A Modern Twist on a Classic
While the 52-year-old party queen has cleaned up her act in recent years, so too has the British soft-top – as its reinterpretation is a smoke-free electric model called the RBW Roadster, made last year. It is not clear whether she has bought the £120,000 car to add to her collection of classic vehicles, but she also posed behind the wheel of an RBW Roadster for an editorial photoshoot in last month's edition of EE72, the glossy magazine founded by former Vogue UK editor Edward Enninful.

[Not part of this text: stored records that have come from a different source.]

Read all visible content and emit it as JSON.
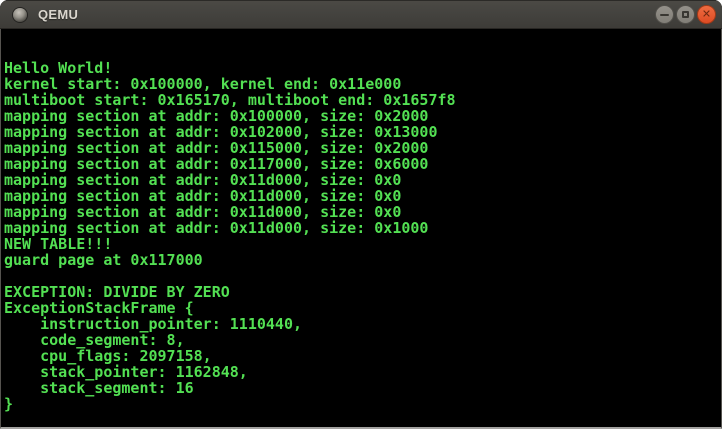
{
  "window": {
    "title": "QEMU",
    "icons": {
      "close": "✕"
    }
  },
  "theme": {
    "titlebar_background": "#45433f",
    "titlebar_text_color": "#dad6ce",
    "close_button_color": "#e4552b",
    "terminal_background": "#000000",
    "terminal_text_color": "#53e053"
  },
  "terminal": {
    "lines": [
      "Hello World!",
      "kernel start: 0x100000, kernel end: 0x11e000",
      "multiboot start: 0x165170, multiboot end: 0x1657f8",
      "mapping section at addr: 0x100000, size: 0x2000",
      "mapping section at addr: 0x102000, size: 0x13000",
      "mapping section at addr: 0x115000, size: 0x2000",
      "mapping section at addr: 0x117000, size: 0x6000",
      "mapping section at addr: 0x11d000, size: 0x0",
      "mapping section at addr: 0x11d000, size: 0x0",
      "mapping section at addr: 0x11d000, size: 0x0",
      "mapping section at addr: 0x11d000, size: 0x1000",
      "NEW TABLE!!!",
      "guard page at 0x117000",
      "",
      "EXCEPTION: DIVIDE BY ZERO",
      "ExceptionStackFrame {",
      "    instruction_pointer: 1110440,",
      "    code_segment: 8,",
      "    cpu_flags: 2097158,",
      "    stack_pointer: 1162848,",
      "    stack_segment: 16",
      "}"
    ]
  }
}
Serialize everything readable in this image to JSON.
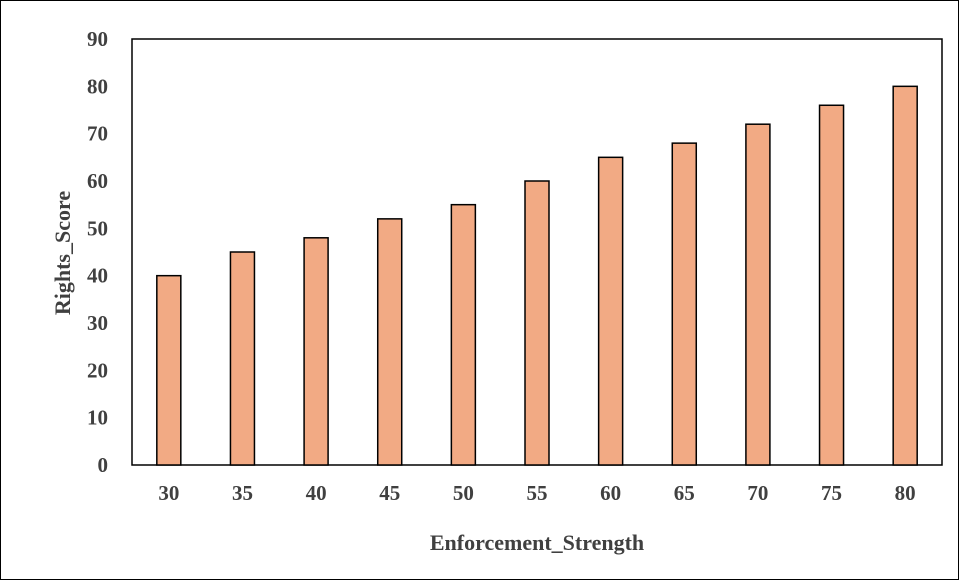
{
  "chart_data": {
    "type": "bar",
    "categories": [
      "30",
      "35",
      "40",
      "45",
      "50",
      "55",
      "60",
      "65",
      "70",
      "75",
      "80"
    ],
    "values": [
      40,
      45,
      48,
      52,
      55,
      60,
      65,
      68,
      72,
      76,
      80
    ],
    "xlabel": "Enforcement_Strength",
    "ylabel": "Rights_Score",
    "ylim": [
      0,
      90
    ],
    "yticks": [
      0,
      10,
      20,
      30,
      40,
      50,
      60,
      70,
      80,
      90
    ],
    "grid": false,
    "legend": "none",
    "colors": {
      "bar_fill": "#F2AA84",
      "bar_stroke": "#000000",
      "axis": "#000000",
      "text": "#404040"
    }
  }
}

Kate's Love for Vintage Cars
Moss is known for her love of vintage cars. Last year she was pictured behind the wheel of a 1968 Buick LeSabre convertible in Los Angeles, and in 2019, driving a canary yellow Mini Moke, which was originally designed in the 1960s as a lightweight military vehicle. She has also driven a Mercedes 280 and a black London cab and owned a 1970s Rolls Royce Silver Shadow and a blue MG Midget which she drives around the countryside near her Cotswolds home.

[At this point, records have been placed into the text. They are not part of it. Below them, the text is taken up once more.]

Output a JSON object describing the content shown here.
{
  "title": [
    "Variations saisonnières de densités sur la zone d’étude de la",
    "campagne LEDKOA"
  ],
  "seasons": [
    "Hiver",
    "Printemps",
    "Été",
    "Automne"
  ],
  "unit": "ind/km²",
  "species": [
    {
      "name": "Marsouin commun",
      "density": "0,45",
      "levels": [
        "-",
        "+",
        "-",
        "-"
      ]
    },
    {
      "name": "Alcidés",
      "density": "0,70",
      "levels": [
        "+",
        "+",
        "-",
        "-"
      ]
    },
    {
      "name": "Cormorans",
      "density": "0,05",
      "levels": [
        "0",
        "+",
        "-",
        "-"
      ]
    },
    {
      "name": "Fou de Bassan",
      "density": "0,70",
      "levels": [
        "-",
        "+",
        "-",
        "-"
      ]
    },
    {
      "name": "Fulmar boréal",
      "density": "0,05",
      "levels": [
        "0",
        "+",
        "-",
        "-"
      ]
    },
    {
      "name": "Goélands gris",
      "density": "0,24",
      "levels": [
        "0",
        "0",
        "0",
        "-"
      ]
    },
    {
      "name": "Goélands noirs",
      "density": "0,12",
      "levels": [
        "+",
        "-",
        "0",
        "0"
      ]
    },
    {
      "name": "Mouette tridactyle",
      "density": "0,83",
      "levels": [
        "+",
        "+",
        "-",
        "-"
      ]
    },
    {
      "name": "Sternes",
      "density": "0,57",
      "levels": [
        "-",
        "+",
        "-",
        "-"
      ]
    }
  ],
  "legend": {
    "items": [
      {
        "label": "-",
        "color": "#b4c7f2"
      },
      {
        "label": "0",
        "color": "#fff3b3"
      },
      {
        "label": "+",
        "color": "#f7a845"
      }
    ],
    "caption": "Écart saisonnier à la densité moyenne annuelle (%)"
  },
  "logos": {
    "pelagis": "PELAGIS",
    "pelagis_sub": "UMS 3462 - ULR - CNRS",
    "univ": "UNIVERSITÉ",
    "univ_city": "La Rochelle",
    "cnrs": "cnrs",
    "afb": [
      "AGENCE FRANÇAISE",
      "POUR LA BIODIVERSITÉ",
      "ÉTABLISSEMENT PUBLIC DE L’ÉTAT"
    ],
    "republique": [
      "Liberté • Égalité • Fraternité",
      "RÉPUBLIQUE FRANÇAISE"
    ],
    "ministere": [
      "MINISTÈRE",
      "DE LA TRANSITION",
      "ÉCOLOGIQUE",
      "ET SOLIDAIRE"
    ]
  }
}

But even Kate has been unable to escape the fate that everyone who owns a vintage car experiences at some point – in 2021, her MG broke down on an A-road near Burwood, forcing her to abandon it on a verge to be recovered.
The Electric RBW Roadster
She turned heads in the sporty white convertible in Central London last week, wearing sunglasses and chatting with a friend as she navigated the busy traffic with the top down. The car features a red leather interior, with the manufacturers boasting that it combines 'vintage aesthetics with contemporary electric vehicle technology'. It was reviewed by Top Gear's James May last year, who said: 'If you want an MGB, this is the way to do it…it's a modern car.'
Upcoming Film
Moss will return to the spotlight next month with the release of movie Moss & Freud, about her relationship with the artist Lucian Freud, who painted her nude when she was 28 and he was 80. Ellie Bamber plays the model.